[llvm-dev] [RFC] lld: Dropping TLS relaxations in favor of TLSDESC

Tue Nov 7 18:59:10 PST 2017

Rui Ueyama via llvm-dev <llvm-dev at lists.llvm.org> writes:

> tl;dr: TLSDESC have solved most problems in formerly inefficient TLS access
> models, so I think we can drop TLS relaxation support from lld.
>
> lld's code to handle relocations is a mess; the code consists of a lot of
> cascading "if"s and needs a lot of prior knowledge to understand what it is
> doing. Honestly it is head-scratching and needs serious refactoring. I'm
> trying to simplify it to make it manageable again, and I'm now focusing on
> the TLS relaxations.
>
> Thread-local variables in ELF is complicated. The ELF TLS specification [1]
> defines 4 different access models: General Dynamic, Local Dynamic, Initial
> Exec and Local Exec.
>
> I'm not going into the details of the spec here, but the reason why we have
> so many different models for the same feature is because they were
> different in speed, and we have to use (formerly) slow models when we know
> less about their run-time memory layout at compile-time or link-time. So,
> there was a trade-off between generality and performance. For example, if
> you want to use thread-local variables in a dlopen(2)'able DSO, you need to
> choose the slowest model. If a linker knows at link-time that a more
> restricted access model is applicable (e.g. if it is linking a main
> executable, it knows for sure that it is not creating a DSO that will be
> used via dlopen), the linker is allowed to rewrite instructions to load
> thread-local variables to use a faster access model.
>
> What makes the situation more complicated is the presence of a new method
> of accessing thread-local variables. After the ELF TLS spec was defined,
> TLSDESC [2] was proposed and implemented. With that method, General Dynamic
> and Local Dynamic models (that were pretty slow in the original spec) are
> as fast as much faster Initial Exec model. TLSDESC doesn't have a trade-off
> of dlopen'ability and access speed. According to [2], it also reduces the
> size of generated DSOs. So it seems like TLSDESC is strictly a better way
> of accessing thread-local variables than the old way, and the thread-local
> variable's performance problem (that the TLS ELF spec was trying to address
> by defining four different access models and relaxations in between)
> doesn't seem a real issue anymore.
>
> lld supports all TLS relaxations as defined by the ELF TLS spec. I accepted
> the patches to implement all these features without thinking hard enough
> about it, but on second thought, that was likely a wrong decision. Being a
> new linker, we don't need to trace the history of the evolution of the ELF
> spec. Instead, we should have implemented whatever it makes sense now.
>
> So, I'd like to propose we drop TLS relaxations from lld, including Initial
> Exec → Local Exec. Dropping IE→LE is strictly speaking a degradation, but I
> don't think that is important. We don't have optimizations for much more
> frequent variable access patterns such as locally-accessed variables that
> have GOT slots (which in theory we can skip GOT access because GOT slot
> values are known at link-time), so it is odd that we are only serious about
> TLS variables, which are usually much less important. Even if it would turn
> out that we want it after implementing more important relaxations, I'd like
> to drop it for now and reimplement it in a different way later.
>
> This should greatly simplifies the code because it does not only reduce the
> complexity and amount of the existing code, but also reduces the amount of
> knowledge you need to have to read the code, without sacrificing
> performance of lld-generated files in practice.
>
> Thoughts?

I don't think we can do it.

The main thing we have to keep in mind is that not everyone is using
TLSDESC. In fact, clang doesn't even support -mtls-dialect=gnu2.

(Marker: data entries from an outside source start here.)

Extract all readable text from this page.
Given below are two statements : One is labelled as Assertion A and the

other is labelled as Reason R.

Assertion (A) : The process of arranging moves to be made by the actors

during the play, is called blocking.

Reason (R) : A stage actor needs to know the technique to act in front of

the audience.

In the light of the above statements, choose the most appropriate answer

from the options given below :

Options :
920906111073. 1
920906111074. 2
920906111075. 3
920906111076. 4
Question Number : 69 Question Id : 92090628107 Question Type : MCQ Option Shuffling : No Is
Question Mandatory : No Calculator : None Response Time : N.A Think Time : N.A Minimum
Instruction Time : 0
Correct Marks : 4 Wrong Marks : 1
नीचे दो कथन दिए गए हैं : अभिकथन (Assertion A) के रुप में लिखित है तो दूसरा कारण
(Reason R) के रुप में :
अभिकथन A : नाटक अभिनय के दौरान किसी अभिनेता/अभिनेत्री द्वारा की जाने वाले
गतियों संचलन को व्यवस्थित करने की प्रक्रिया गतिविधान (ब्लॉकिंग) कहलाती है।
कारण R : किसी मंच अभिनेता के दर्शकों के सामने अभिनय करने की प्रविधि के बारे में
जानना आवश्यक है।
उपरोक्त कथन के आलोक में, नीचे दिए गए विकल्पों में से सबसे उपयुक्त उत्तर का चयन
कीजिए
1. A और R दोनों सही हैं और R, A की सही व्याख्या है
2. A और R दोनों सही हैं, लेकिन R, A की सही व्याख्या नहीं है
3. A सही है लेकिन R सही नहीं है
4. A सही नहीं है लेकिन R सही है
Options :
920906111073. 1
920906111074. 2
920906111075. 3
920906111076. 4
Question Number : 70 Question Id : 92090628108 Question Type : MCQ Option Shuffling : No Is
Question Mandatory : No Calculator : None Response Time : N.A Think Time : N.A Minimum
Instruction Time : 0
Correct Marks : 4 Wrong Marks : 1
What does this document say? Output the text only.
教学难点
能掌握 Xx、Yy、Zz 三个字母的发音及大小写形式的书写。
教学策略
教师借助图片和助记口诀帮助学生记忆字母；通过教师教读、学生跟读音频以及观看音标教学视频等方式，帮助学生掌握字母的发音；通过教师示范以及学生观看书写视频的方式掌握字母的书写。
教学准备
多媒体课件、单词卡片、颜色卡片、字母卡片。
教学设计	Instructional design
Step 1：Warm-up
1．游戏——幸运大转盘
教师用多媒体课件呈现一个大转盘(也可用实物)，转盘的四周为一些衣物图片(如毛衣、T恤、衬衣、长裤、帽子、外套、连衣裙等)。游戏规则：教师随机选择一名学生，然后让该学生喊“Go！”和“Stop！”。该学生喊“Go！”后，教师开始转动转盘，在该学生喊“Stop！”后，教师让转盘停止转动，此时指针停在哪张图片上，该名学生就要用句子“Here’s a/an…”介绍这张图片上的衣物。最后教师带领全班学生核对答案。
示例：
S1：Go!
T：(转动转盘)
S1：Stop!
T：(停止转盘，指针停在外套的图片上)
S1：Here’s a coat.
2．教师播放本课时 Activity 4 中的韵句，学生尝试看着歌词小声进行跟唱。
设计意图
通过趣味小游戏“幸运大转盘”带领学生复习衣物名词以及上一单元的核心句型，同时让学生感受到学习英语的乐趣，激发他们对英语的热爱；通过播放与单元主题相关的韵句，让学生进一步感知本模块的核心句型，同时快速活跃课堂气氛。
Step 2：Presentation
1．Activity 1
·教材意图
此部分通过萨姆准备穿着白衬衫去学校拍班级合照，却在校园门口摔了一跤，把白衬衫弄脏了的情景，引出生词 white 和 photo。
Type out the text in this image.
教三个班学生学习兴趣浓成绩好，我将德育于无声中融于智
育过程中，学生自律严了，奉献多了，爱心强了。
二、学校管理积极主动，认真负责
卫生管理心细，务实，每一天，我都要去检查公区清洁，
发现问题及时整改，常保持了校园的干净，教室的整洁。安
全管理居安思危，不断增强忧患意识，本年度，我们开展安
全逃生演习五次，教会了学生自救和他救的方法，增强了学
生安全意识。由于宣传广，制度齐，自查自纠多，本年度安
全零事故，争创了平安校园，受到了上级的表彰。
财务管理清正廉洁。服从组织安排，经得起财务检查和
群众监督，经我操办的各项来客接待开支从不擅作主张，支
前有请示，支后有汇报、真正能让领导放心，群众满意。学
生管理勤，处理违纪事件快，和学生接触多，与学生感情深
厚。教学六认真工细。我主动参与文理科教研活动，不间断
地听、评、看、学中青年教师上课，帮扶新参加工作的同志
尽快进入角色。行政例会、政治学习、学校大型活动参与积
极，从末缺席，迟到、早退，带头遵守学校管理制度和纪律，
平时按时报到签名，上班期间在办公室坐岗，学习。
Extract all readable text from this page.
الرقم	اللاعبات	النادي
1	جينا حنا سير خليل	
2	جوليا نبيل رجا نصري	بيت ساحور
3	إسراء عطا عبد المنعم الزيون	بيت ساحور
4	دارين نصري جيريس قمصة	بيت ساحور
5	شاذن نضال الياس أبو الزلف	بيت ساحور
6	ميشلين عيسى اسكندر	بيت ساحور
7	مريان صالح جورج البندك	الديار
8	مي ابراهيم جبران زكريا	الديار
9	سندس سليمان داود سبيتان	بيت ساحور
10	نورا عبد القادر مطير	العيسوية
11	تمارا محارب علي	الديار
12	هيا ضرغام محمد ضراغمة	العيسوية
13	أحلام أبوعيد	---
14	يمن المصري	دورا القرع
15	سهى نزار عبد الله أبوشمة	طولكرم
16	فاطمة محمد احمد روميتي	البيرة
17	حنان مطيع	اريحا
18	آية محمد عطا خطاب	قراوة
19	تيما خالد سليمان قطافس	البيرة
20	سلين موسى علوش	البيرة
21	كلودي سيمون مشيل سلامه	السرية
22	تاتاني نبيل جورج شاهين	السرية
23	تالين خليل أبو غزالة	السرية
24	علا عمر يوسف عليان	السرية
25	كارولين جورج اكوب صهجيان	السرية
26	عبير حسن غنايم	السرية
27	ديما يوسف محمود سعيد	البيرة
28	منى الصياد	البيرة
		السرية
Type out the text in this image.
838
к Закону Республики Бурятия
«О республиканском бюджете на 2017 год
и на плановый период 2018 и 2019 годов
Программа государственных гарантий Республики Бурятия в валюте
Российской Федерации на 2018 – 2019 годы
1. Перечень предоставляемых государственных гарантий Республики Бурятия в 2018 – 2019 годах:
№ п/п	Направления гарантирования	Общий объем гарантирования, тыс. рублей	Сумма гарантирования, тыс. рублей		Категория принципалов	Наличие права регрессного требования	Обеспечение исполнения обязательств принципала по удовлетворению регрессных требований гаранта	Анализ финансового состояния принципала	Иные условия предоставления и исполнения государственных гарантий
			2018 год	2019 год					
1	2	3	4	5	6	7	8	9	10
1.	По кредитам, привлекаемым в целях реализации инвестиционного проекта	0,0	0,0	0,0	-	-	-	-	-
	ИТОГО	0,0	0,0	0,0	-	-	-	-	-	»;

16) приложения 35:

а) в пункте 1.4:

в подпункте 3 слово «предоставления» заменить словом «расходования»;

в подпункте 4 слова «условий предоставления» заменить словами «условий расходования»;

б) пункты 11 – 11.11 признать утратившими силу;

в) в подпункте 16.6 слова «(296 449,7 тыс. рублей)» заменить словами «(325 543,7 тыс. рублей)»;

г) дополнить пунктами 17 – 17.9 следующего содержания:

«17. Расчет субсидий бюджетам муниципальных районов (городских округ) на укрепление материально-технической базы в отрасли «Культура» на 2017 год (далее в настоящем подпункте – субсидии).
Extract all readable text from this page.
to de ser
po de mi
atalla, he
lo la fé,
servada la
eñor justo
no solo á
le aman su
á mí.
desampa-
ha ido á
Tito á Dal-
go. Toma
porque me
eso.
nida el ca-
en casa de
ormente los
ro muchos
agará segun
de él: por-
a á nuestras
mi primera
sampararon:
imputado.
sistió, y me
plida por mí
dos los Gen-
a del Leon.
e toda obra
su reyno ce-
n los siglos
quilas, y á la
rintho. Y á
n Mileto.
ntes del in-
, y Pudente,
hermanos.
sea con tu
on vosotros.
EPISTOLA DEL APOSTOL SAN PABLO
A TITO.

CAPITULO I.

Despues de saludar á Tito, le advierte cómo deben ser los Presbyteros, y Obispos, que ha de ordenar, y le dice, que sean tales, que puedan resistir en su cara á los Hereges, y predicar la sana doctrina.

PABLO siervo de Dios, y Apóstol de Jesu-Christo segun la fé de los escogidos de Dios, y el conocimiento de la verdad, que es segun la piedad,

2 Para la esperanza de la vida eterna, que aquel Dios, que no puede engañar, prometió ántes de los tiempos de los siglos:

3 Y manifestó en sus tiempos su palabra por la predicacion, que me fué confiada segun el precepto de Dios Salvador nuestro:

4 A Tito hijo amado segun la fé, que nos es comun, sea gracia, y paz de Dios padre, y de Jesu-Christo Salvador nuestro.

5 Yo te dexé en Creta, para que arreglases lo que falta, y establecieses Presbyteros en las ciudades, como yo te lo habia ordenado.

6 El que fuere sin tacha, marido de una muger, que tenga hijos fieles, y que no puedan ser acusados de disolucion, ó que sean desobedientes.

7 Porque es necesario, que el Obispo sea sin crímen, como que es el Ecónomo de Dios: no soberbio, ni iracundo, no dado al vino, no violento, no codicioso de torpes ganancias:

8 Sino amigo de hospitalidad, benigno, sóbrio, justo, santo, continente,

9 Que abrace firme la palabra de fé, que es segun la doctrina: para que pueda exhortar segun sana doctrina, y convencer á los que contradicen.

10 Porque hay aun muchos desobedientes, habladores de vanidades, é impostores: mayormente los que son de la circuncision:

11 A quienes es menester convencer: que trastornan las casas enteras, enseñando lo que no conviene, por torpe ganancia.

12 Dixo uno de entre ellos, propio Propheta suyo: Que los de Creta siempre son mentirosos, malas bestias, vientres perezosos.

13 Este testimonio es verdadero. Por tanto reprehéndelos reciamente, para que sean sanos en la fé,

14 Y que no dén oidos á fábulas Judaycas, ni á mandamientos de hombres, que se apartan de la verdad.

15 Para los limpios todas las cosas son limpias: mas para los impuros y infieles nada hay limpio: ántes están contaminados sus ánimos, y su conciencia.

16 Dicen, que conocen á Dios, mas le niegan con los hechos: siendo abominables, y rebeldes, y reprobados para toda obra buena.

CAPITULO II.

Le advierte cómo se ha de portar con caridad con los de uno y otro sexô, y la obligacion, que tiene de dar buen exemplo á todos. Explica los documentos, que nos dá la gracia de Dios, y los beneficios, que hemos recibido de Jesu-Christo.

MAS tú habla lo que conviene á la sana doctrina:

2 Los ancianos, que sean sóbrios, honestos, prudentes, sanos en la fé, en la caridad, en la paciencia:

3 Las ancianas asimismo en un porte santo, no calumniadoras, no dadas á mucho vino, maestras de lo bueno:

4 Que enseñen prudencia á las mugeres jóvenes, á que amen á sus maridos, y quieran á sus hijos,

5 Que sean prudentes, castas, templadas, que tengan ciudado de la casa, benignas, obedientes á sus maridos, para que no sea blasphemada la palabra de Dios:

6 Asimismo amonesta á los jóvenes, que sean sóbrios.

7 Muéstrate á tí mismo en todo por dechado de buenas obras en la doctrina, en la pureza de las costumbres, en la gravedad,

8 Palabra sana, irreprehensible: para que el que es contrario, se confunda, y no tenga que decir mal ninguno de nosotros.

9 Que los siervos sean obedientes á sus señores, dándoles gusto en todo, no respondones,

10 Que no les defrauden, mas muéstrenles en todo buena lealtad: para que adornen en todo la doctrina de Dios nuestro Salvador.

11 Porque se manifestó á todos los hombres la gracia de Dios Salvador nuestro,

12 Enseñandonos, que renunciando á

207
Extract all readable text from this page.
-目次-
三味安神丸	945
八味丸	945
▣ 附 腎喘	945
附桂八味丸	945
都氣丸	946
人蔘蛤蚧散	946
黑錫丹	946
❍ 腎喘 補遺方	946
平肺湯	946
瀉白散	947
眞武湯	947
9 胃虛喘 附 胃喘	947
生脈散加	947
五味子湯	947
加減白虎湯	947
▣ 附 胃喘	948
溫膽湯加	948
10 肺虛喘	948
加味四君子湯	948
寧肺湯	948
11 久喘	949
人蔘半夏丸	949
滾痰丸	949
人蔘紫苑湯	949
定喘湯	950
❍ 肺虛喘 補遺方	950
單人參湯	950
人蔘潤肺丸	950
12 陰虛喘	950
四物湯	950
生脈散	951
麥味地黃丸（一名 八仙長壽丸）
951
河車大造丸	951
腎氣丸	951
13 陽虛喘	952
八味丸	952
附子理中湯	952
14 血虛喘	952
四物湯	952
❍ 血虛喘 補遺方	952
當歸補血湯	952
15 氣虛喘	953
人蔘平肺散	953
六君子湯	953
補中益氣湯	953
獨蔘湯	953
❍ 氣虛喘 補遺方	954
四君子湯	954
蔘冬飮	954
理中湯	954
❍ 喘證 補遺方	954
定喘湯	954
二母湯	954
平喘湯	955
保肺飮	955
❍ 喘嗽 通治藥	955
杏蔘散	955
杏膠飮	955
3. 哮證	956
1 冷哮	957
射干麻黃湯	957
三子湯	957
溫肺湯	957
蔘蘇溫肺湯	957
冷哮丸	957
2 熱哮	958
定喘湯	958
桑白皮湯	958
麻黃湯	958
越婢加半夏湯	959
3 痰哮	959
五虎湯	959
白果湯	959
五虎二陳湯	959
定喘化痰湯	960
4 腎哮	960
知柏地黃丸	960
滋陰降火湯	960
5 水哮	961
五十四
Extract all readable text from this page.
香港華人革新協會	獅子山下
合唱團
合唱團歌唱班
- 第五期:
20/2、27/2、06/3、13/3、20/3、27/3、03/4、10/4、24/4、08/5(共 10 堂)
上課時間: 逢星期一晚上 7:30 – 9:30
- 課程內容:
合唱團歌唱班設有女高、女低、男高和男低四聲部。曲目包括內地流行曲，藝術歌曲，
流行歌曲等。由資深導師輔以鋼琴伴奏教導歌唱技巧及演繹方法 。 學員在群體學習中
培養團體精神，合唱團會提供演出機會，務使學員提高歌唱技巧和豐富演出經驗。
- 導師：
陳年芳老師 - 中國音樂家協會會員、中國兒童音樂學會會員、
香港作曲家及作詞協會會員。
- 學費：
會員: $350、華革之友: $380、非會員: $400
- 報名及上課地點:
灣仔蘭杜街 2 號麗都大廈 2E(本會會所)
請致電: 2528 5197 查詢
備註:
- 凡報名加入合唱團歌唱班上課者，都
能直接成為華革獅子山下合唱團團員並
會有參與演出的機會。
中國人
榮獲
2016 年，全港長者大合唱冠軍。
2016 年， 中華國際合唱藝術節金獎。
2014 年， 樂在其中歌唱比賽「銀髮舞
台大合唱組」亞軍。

If everyone switches to TLSDESC, then I am OK with dropping
optimizations for the old model.

But even with TLSDESC we still need linker relaxations. The TLSDESC idea
solves some of the GD -> IE cost in the case where the .so is not
dlopened, but that is it. Note that AARCH64 that is TLSDESC only has
relaxations.

So I am strongly against removing either non TLSDESC support of support
for the relaxations.

Cheers,
Rafael